3. Nidaa ou Ennahdha, pas de gouvernement avant 2015, une année qui sera très difficile.

Que Nida rafle, comme le montrent deux estimations de sortie des urnes, la grande partie des sièges de la prochaine Assemblée du peuple, Ennahdha fera tout pour lui rendre la vie difficile, à commencer par l’incontournable période de constitution du gouvernement. Ce n’est pas pour rien que l’actuel gouvernement, sait et le dit, qu’il ne quittera pas La Kasbah avant février 2015 au moins si ce n’est plus. Cette période de mercantilisme politique ne saurait aussi démarrer, avant l’annonce officielle des résultats finaux de l’élection présidentielle, prévue en deux tours.

4. Ennahdha ou Nida, pas de Président, avant 2015, en cas de second tour !

Ces deux retards, celui de la constitution du prochain gouvernement et celui de l’investiture du prochain président de la République, impacteront sans aucun doute l’économie de la Tunisie.

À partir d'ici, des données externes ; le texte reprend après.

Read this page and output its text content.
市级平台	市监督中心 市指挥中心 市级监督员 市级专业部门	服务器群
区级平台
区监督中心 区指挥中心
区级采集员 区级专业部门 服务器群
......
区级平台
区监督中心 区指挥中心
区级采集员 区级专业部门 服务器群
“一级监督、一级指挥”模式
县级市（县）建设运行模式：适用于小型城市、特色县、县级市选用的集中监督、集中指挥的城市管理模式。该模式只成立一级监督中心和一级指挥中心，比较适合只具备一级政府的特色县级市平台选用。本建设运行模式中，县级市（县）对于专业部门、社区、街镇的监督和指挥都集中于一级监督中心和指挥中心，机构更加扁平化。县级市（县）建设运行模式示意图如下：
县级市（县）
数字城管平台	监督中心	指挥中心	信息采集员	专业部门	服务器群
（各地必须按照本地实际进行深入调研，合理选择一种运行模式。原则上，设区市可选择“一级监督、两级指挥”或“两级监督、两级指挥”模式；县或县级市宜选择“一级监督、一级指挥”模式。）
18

A fin octobre 2014, le pays n’a pas encore de budget, adopté et promulgué pour la prochaine année. La loi de Finances 2015, qui devrait en principe être présentée après le budget de l’Etat, l’a précédé et devra attendre le prochain parlement pour la discuter, l’adopter, la voter article par article pour devoir ensuite être promulguée par un président qui ne sera pas élu, en cas de second tour, avant le mois de janvier 2015. Or, le principal enjeu de cette élection est de remettre le pays au travail et de faire redémarrer sa machine économique. Avec un parlement mosaïque et un Chef d’Etat qui n’aura pas le soutien de toute la classe politique même en cas de soutien populaire majeur, comme il est attendu de voir de la part de la majorité des observateurs, ne sera d’aucun secours et ne fera que ralentir le rythme de la gestion de la Tunisie par les prochains gouvernants et asseoir l’autorité de l’Etat pour pouvoir gouverner le pays.

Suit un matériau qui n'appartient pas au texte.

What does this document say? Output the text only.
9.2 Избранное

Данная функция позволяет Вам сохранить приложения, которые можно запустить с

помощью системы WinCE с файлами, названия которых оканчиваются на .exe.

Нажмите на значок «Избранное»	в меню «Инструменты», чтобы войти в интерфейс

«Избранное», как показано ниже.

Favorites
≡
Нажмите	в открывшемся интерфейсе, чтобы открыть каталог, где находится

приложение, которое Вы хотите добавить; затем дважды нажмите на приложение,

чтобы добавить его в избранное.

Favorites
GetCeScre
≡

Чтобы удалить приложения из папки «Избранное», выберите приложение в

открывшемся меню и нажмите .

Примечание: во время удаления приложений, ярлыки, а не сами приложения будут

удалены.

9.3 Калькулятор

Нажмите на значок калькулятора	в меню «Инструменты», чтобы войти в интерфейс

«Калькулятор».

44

5. Un niveau plus élevé des aspirations populaires et des demandes syndicales.

Ce cinquième enjeu, majeur, des législatives est d’asseoir en Tunisie une gouvernance, capable de faire face aux défis notamment sociaux. Pendant quatre année, à tort ou à raison, une population tunisienne qui ne tient plus sa langue et qui n’a plus peur de presque rien a bridé ses attentes, ses aspirations et ses revendications de toutes sortes, dans une conjoncture où tout augmente et sa prise de conscience des faiblesses des gouvernants aussi. La bride était le fait que tous les gouvernements étaient de transition. Avec les élections de 2014, la transition sera officiellement terminée. Pas les attentes, de part et d’autre du peuple. Ouvriers, patrons, comme l’administration ou le simple citoyen, vont vouloir désormais mettre sur table toutes leurs demandes et exiger leur concrétisation immédiate. De tout ce beau monde, la centrale syndicale sera le plus grand danger pour le prochain gouvernement. En face, celui-ci aura une situation financière beaucoup plus difficile que celle de 2014 ou même 2013. Il sait pourtant que tous l’attendent au tournant et tous demandent qu’il mette la main dans les poches de l’Etat.

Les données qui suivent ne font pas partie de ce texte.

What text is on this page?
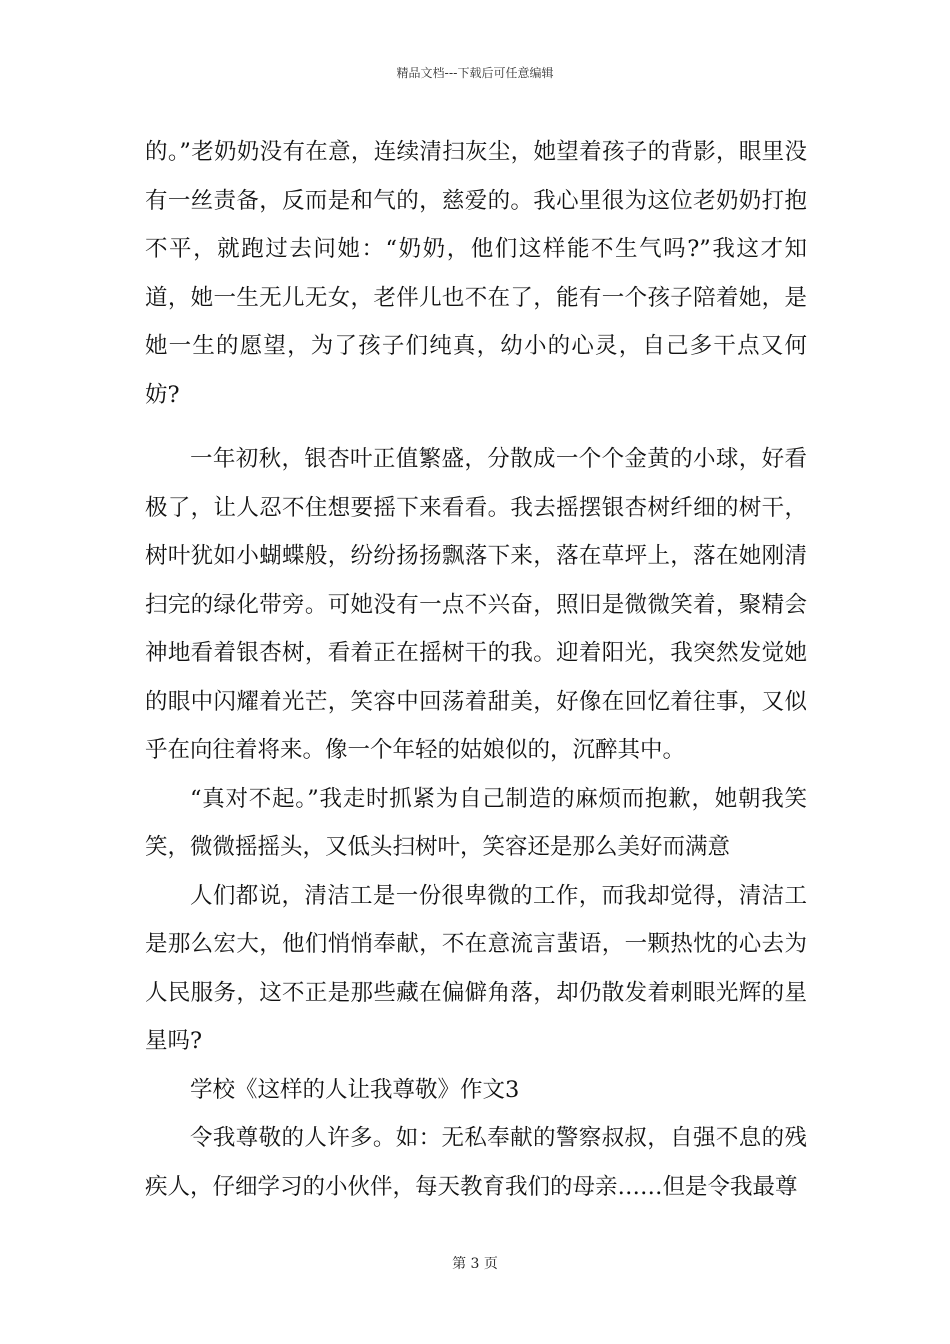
精品文档---下载后可任意编辑

的。”老奶奶没有在意，连续清扫灰尘，她望着孩子的背影，眼里没有一丝责备，反而是和气的，慈爱的。我心里很为这位老奶奶打抱不平，就跑过去问她：“奶奶，他们这样能不生气吗?”我这才知道，她一生无儿无女，老伴儿也不在了，能有一个孩子陪着她，是她一生的愿望，为了孩子们纯真，幼小的心灵，自己多干点又何妨?

一年初秋，银杏叶正值繁盛，分散成一个个金黄的小球，好看极了，让人忍不住想要摇下来看看。我去摇摆银杏树纤细的树干，树叶犹如小蝴蝶般，纷纷扬扬飘落下来，落在草坪上，落在她刚清扫完的绿化带旁。可她没有一点不兴奋，照旧是微微笑着，聚精会神地看着银杏树，看着正在摇树干的我。迎着阳光，我突然发觉她的眼中闪耀着光芒，笑容中回荡着甜美，好像在回忆着往事，又似乎在向往着将来。像一个年轻的姑娘似的，沉醉其中。

“真对不起。”我走时抓紧为自己制造的麻烦而抱歉，她朝我笑笑，微微摇摇头，又低头扫树叶，笑容还是那么美好而满意

人们都说，清洁工是一份很卑微的工作，而我却觉得，清洁工是那么宏大，他们悄悄奉献，不在意流言蜚语，一颗热忱的心去为人民服务，这不正是那些藏在偏僻角落，却仍散发着刺眼光辉的星星吗?

学校《这样的人让我尊敬》作文3

令我尊敬的人许多。如：无私奉献的警察叔叔，自强不息的残疾人，仔细学习的小伙伴，每天教育我们的母亲……但是令我最尊

第 3 页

6. La nécessaire réconciliation nationale.

Reste le défi majeur et absolu de cette élection pas comme l’autre. Un défi qui n’a été à l’ordre du jour d’aucun parti politique et même d’aucune liste. Il ne fait en effet aucun doute que tous ces défis ne sauraient être relevés sans la cohésion nationale. Une cohésion nécessaire, qui nécessite une réconciliation nationale. Une réconciliation qui requiert une adhésion de tous les partis politiques à l’idée de tourner définitivement la page du passé, d’enterrer les rancœurs contre le régime d’une seule personne et qu’on étend à toute une partie de la population qui n’y avait pas toujours adhéré de bon cœur. Il faudra alors faire taire toutes les voix de ceux qui crient à la contre-révolution à tout bout de champ et à chaque fois que leurs projets et leurs intérêts sont contrariés. Il faudra libérer les énergies, toutes sans aucune exclusive, libérer les hommes d’affaires et rendre une équitable justice, arrêter toutes les tracasseries judiciaires et administratives et engager la Tunisie dans le cercle vertueux de la reconstruction. Sortir le pays du cercle vicieux destructif qui a ramené le pays plus de 20 ans en arrière, cela demande du courage et une juste application des lois sans en remettre une couche par de nouvelles lois, soi-disant révolutionnaires.